Des exemples concrets ont été présentés :

  • Au Mexique, un contrôle total de la justice par le parti au pouvoir ;

  • Aux États-Unis, la fragilité des contre-pouvoirs ;

  • En Inde, une résilience renforcée grâce aux outils numériques ;

  • En Pologne, un démantèlement systématique de l’État de droit pendant une décennie suivi d’un processus lent de restauration ;

  • En Allemagne, des mesures constitutionnelles préventives ;

  • Au Liban, un pays en faillite.

Face à ces défis, des stratégies de résistance émergent, mêlant coopération internationale, formation et mobilisation des jeunes avocats.

La session s’est conclue dans une forte émotion collective et un engagement partagé :

L’État de droit est fragile, y compris dans les démocraties dites avancées, mais il peut et doit être défendu par des solidarités internationales entre avocats, magistrats, journalistes et citoyens.

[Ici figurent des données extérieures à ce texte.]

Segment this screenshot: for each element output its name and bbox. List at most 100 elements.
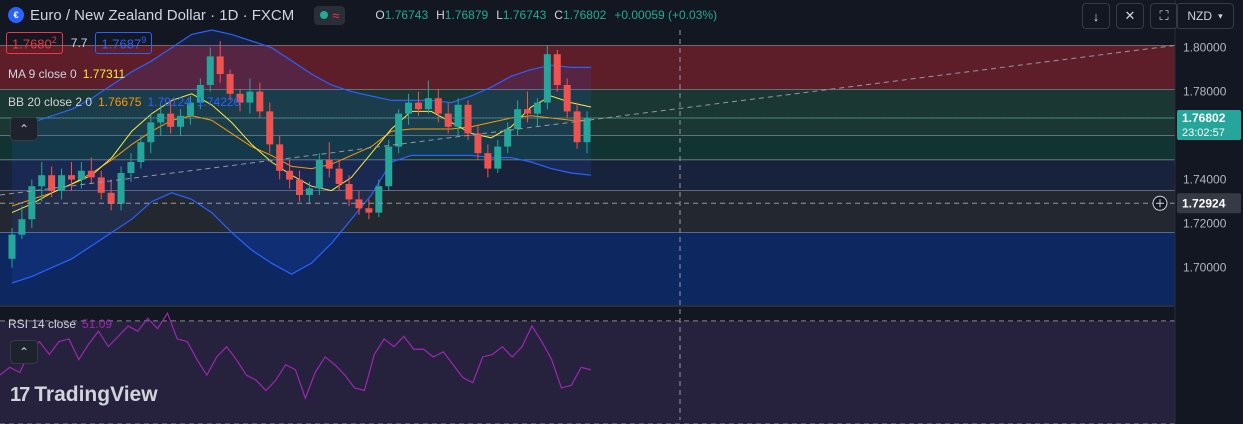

Les réformes technologiques, la mobilisation locale et la coopération institutionnelle sont les leviers clés de résilience.

« Nous devons écrire notre propre manuel de résistance, car les régimes autoritaires ont déjà le leur », a insisté un intervenant.


Ces deux jours de rencontres de haut niveau ont montré à quel point la profession d’avocat est unie à travers le monde. La richesse des perspectives issues de plusieurs continents a nourri un dialogue d’exception. Ce sont un même engagement et un même sens de la justice qui nous rassemblent.